А горняки продолжали штурмовать хребет с обоих концов. Пока тяжеловесные поезда не пошли напрямик по БАМу.

Наши ребята строили деревянные мосты для инфраструктуры магистрали. Пока тянули железную дорогу, вокруг шла своим чередом жизнь – подвозили по вспомогательным дорогам материалы, питание, воду, доставляли на работу и развозили по домам людей. А чтобы дороги действовали, нужны были мосты, переходы через речки, овраги и другие непроходимые места.

Наши добровольцы валили тайгу, на собственной лесопилке готовили бревна и доски для строительства мостов.

На этой почве произошла одна забавная история.

На севере Байкала, где возникали палаточный поселения, власти решили открыть отделение милиции. Пока суд да дело, туда приехали на жительство два милицейских полковника.

Мы гадали, что они собираются делать, если на сотни километров вокруг нет ни одного стража порядка. Которым можно было бы командовать.

Потом решили: их под предлогом организация отдела милиции прислали на БАМ доживать до пенсии с хорошими окладами жалования.

Но пока ещё доживать было не так просто.

Надвигалась зима. Без дровишек ее не переживешь. А подчиненных, которым можно приказать подвезти дровишек, нет. Приходится всё делать самому. А где силенок набраться? Дело-то предпенсионное.

Дежурные мостовиков засекли такую картину: два пожилых полковника в сумерках электропилой отекают хвосты бревен и закапывают их тут же.

Фишка вот в чём. На пилораме готовят балки, доски для определенных видов строительных работ. На их концах оставляют ровные площадки и пишут на них номер будущей деревянной детали.
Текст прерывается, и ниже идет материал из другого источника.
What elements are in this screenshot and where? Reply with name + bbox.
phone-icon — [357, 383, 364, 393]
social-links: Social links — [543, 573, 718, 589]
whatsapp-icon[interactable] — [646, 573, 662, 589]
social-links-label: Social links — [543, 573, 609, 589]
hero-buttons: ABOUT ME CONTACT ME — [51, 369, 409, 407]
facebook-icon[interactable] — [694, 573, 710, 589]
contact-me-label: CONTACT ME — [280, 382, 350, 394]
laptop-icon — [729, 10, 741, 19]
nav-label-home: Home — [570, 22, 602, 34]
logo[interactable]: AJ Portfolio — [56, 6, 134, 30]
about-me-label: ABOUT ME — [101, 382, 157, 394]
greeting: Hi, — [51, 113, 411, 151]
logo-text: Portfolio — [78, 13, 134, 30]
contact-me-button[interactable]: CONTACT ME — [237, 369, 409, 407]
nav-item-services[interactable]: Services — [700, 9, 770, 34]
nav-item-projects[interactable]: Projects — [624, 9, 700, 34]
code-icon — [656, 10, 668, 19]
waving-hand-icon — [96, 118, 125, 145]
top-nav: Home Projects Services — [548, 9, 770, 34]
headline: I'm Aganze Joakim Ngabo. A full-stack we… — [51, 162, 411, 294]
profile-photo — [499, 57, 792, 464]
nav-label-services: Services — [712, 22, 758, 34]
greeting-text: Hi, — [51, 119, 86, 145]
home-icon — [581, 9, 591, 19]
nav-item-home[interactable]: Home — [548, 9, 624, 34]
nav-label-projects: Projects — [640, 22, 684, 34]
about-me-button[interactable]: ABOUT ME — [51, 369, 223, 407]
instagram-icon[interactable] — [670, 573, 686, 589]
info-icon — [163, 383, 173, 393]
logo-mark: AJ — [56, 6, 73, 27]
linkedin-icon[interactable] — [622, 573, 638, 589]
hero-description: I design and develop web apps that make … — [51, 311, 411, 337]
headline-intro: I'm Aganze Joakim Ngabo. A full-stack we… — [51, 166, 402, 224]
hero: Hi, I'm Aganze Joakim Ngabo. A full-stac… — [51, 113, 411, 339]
Для быстрой сборки.

Наши бравые полковники приспособились таскать с лесопилки под покровом темноты готовые бревна. Чтобы замести следы, спиливали разметки и складывали «дровишки» на зиму.

Начальник мостостроительного поезда спросил у нас совета. Ситуация пикантная, что ему делать? Жаловаться?

Мы сказали, что жаловаться на них – себе дороже. Пока эти двое выбивались в полковники, они не одну судьбу сломали. Без труда обеспечат неприятности руководителям мостостроительного поезда. А вот сторожам эту историю рассказать надо. Пусть бдят и при случае стреляют солью в полковничьи задницы.

* * *

Грехи других судить

Вы так усердно рветесь —

Начните со своих

И до чужих не доберетесь.

Уильям Шекспир.

Холод усилился. В палатках начали топить. Но я всё-таки решил искупаться в Байкале – вряд ли когда-нибудь ещё сюда попаду.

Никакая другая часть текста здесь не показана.